3D thermal-hydraulic calculations of a modular block-type HTR core

This paper deals with 3D numerical simulation of assemblies of a high temperature helium cooled reactor core. The present aim is to investigate an emergency situation due to the blocking of few Helium channels in the core. In this situation, some Helium channels for coolant passage are blocked and the related issue is the temperature distribution within the assemblies, as well as the locations of the local extrema in graphite and fuel media, that must not exceed 1600 °C. Two configurations are investigated, depending on the situation of the blocked fuel assembly in the core.

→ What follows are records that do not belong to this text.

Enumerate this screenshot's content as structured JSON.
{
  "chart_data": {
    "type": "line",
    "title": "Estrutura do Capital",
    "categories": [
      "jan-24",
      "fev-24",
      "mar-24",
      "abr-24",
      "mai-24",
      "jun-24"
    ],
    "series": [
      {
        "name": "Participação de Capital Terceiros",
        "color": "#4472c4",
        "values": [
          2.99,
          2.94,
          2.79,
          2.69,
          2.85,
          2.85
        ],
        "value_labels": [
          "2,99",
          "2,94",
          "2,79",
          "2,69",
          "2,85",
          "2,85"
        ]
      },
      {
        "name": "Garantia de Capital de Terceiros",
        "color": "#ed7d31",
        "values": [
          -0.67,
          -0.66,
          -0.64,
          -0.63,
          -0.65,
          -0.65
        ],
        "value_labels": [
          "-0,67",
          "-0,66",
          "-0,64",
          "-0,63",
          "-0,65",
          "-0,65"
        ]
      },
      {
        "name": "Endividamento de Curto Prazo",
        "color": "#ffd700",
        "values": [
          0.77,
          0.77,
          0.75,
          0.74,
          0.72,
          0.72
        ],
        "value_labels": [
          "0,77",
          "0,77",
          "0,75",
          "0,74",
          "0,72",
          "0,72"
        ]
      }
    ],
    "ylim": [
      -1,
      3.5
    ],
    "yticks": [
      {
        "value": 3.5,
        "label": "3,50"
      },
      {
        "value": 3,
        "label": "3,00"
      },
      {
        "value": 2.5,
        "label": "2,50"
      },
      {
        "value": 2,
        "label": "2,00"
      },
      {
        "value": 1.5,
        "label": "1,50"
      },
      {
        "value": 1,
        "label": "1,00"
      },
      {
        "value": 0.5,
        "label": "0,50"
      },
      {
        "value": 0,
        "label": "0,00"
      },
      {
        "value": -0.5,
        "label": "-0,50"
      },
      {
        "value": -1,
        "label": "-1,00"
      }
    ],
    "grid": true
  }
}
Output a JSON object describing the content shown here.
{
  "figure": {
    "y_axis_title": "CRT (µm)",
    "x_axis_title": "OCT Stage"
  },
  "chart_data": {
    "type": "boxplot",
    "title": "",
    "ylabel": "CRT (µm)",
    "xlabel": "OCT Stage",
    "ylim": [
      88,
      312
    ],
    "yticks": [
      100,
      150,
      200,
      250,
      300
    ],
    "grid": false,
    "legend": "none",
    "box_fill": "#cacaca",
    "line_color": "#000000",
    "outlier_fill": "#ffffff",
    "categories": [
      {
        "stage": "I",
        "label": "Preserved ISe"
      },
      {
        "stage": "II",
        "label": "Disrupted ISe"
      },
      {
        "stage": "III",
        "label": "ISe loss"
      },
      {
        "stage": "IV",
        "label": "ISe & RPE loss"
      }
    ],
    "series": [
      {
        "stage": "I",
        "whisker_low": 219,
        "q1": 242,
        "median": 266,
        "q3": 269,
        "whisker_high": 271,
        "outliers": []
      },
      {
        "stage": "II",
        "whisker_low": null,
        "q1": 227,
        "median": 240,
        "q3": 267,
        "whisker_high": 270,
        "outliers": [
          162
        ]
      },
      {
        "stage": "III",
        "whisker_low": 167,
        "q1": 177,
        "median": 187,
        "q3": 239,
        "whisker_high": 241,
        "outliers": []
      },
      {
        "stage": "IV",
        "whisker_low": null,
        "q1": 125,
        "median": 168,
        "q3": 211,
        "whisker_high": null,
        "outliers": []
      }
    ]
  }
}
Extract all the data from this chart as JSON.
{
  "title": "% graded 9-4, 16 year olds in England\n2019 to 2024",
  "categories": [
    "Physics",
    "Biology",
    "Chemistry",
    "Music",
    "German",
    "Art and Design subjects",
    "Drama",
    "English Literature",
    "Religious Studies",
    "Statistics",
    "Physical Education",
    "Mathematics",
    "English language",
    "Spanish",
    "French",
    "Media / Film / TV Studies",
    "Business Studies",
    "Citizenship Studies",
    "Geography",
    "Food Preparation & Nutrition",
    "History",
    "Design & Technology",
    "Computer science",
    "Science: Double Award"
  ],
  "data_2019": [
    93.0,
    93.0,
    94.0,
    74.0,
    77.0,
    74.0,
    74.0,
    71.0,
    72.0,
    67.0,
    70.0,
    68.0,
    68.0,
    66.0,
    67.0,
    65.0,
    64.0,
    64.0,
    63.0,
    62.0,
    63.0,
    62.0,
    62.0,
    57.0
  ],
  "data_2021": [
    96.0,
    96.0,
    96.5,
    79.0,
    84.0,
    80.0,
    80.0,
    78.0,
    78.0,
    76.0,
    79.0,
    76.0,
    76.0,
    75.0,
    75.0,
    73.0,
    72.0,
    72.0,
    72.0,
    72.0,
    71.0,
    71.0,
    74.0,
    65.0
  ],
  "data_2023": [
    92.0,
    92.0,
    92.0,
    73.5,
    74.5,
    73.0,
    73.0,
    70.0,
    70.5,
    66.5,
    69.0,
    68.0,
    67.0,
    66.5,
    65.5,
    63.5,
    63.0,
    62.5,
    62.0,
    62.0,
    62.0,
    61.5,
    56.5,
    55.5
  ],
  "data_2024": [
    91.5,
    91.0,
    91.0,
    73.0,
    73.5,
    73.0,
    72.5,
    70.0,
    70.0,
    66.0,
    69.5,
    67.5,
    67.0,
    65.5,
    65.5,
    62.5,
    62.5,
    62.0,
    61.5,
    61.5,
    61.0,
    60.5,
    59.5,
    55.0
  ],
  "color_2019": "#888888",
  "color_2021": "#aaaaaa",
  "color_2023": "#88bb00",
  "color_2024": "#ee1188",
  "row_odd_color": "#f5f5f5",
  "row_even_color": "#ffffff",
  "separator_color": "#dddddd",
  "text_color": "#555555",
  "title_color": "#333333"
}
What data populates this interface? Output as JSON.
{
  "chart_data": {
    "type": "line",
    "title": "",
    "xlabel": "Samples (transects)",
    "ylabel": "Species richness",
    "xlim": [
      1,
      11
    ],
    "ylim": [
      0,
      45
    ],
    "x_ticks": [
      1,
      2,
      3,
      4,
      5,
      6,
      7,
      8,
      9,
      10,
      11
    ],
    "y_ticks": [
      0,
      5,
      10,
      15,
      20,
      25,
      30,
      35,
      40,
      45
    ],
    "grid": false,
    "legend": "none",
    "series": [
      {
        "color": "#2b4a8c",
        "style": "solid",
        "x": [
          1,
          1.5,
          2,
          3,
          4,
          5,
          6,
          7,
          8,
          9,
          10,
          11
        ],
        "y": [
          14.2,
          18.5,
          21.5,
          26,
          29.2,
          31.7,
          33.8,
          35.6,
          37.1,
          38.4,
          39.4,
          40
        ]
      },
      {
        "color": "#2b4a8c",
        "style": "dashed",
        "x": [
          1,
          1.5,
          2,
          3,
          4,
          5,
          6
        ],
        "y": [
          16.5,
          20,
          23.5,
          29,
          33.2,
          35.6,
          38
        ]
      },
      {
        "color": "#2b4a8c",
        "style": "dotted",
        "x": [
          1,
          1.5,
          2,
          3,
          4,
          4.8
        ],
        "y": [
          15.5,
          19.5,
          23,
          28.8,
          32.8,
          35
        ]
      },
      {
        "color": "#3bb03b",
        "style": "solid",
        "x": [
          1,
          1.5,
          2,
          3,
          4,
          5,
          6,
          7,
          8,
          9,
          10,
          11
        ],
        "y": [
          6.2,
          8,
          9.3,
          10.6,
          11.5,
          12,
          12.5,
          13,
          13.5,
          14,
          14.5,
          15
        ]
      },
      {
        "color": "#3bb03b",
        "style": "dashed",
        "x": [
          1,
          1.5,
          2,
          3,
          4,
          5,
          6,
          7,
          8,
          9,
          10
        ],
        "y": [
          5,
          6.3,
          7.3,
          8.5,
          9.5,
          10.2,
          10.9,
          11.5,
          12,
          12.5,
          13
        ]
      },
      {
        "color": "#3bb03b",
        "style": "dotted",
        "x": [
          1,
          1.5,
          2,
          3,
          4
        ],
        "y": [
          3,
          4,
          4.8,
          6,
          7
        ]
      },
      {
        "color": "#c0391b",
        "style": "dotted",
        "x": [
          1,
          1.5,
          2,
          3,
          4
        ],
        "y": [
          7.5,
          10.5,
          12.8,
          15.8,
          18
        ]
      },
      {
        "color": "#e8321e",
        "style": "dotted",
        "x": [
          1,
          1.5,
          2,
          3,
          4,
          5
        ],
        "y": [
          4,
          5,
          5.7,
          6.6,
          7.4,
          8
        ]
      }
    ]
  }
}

The blocked assembly is surrounded by six unblocked fuel assemblies in the first situation and by five unblocked fuel assemblies and one reflector assembly in the second situation.This numerical study is performed using the thermal-hydraulic CFD code Trio_U. Trio_U is developed at CEA Grenoble and especially designed to simulate unsteady turbulent flows developing in complex geometries. For the present work, an accurate description of 3D conduction problem (graphite and fuel), coupled with a simplified 1D thermal-hydraulic modelling for Helium is used.The reported simulations suggest that the main temperature increase is limited to the blocked fuel assembly and do not spread over surrounded assemblies. This seems to be due to the Helium flow rate in the gaps between blocks. Moreover, the present results show that the maximum temperature criterion is not respected for the blocking conditions at nominal power for the blocked assembly.